Em janeiro desse ano tivemos um anúncio interessante relacionado a saúde digital. A IBM Watson [1] e a Medtronic [2] anunciaram na última CES em Las Vegas um protótipo de uma “app” em smartphone para “predizer” quando um paciente diabético vai ter hipoglicemia três horas antes desse evento ocorrer. A “app” irá manipular dados em tempo real das bombas de insulina e dos glicosímetros (medidores do nível de glicose), combinando eles com informações contextuais, e analisando-as para fazer a referida “predição” de hipoglicemia [3].

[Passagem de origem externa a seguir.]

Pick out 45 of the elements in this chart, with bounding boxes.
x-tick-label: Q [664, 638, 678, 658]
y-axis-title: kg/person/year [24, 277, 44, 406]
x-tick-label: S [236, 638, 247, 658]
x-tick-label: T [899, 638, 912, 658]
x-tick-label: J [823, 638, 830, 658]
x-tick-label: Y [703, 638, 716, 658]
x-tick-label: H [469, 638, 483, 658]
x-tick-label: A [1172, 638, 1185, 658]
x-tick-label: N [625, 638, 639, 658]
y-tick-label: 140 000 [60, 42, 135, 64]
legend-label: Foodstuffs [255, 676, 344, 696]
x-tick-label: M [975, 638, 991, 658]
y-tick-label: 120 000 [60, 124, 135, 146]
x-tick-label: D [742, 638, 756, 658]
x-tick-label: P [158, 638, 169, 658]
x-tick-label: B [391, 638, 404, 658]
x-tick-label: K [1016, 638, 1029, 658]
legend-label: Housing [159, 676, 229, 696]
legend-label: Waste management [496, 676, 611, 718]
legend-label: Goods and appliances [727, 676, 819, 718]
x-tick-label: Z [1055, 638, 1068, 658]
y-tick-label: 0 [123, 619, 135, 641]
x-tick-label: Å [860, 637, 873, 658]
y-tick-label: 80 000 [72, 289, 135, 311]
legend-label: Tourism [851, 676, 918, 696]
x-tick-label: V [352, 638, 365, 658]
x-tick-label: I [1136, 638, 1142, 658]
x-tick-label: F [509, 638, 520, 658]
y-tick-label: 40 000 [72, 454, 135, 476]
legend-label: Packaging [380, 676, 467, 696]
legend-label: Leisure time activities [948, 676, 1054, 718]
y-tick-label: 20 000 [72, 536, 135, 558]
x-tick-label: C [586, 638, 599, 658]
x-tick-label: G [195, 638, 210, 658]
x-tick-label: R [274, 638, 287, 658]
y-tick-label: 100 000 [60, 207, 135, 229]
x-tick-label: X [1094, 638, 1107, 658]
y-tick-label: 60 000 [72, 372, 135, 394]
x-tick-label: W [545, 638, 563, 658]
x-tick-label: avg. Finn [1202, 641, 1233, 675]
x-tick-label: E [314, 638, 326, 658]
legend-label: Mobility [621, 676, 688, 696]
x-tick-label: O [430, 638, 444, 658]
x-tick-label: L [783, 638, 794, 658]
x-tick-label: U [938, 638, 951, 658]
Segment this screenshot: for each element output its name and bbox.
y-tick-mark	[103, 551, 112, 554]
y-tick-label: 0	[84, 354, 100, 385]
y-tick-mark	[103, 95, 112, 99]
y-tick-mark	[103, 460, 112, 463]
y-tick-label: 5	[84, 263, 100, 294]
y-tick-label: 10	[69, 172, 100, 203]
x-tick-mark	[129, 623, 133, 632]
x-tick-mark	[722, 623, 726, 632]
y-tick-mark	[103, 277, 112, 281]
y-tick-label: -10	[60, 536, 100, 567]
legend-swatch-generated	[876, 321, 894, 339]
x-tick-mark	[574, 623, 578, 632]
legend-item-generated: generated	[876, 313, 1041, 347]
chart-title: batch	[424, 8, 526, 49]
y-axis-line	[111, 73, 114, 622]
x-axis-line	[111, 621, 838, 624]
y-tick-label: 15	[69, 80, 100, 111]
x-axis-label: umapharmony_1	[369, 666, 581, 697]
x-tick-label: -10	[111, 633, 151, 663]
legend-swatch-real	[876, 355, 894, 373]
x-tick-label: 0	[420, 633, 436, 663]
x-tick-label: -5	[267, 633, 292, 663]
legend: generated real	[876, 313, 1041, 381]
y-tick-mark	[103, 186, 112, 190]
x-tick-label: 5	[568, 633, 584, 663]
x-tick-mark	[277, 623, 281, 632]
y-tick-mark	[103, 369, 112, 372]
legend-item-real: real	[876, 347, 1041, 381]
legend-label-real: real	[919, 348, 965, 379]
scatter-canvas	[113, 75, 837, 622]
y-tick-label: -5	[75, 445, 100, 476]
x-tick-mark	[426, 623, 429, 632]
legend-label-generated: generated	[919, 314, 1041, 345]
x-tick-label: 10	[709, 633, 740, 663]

Existem alguns pontos muitos importantes por trás dessa aplicação:

(a) o uso do smartphone será cada vez maior na área de saúde. No futuro a monitoração de uma pessoa usando um smartphone pode gerar 10 milhões de dados por dia (p. ex., pressão, batimento cardíaco, temperatura da pele, etc) segundo o investidor Vinod Khosla [4]. Ele também acha que teremos “saltos” a cada de 2 anos para as novas gerações de algoritmos de saúde em smartphones de 2015 (versão 0) até 2029 (versão 7) [5]. Muita “gente” acredita que “o futuro da medicina está (ou estará) no seu smartphone” [6] mas ainda não é muito claro como essa assertiva caminhará na direção da massificação (na minha opinião) e alcançará as camadas mais pobres da população. No dia que isso acontecer – não tenha dúvida – o smartphone terá um grande sucesso na saúde! Aqui temos algumas ideias das atividades efetuadas com smartphones no segmento de saúde [6.1 – 6.3];  

(b) a tecnologia “wearable” [6.4] será muito importante na transformação da saúde pois será através dela que mediremos parâmetros vitais de saúde e/ou bem estar das pessoas (ou pacientes) e os levaremos para processamento pelos smartphones. A manipulação dos dados primários coletados pelos dispositivos “wearable” serão muito importantes para a saúde das pessoas [7] e [8]. Um grande problema aqui é a preocupação que os dados de pacientes não sejam utilizados para outros fins [9]. Esse é um ponto que ainda terá vários desdobramentos. O mercado de “wearables” alcançará 10,7 BUS$ em 2023 [9.1];

(c) os dados dos pacientes obtidos pela tecnologia “wearable” serão fundamentais para efetuar análises preditivas (big data) [10] sobre diversas condições clínicas dos pacientes. Esses dados serão capturados pelos smartphones que age como um “gateway” de dados e enviado para armazenamento em uma estrutura de “cloud”. A partir daí, serão executados os algoritmos de análise preditiva (big data). Os dados podem comandar achados importantes que possibilitarão a descoberta de “padrões” nos dados clínicos e algoritmicamente permite a criação de novos procedimentos clínicos. Segundo Vinod Khosla [4] “os dados coletados podem fazer a diferença e “dentro” dos dados nós temos resultados impressionantes”. Os algoritmos de “big data” serão muito importantes na Prevenção de Saúde de diversas doenças crônicas pois – com o aumento cada vez maior da expectativa de vida da população – estas doenças serão cada vez mais críticas nos orçamentos de saúde das operadoras de saúde e dos governos. Por exemplo, aqui temos uma boa oportunidade de monitorar e atuar sobre a prevenção da diabetes Tipo 2 que acomete 7% da população brasileira e existe a expectativa de atingir a 15% da população nos próximos 10 anos [11].

O analista de indústria Ernst Young considera as tecnologias smartphone, “wearable” e big data fundamentais para enfrentar o aumento dos custos que saúde vem enfrentado em função do aumento da incidência das doenças crônicas [11.1] entre outras razões. Essa combinação também pode ajudar nas morbidades não-comunicáveis (entre elas, diabetes, hipertensão e doença cardíaca) que hoje representam 75% do orçamento da saúde. Veja a lista delas aqui [11.2].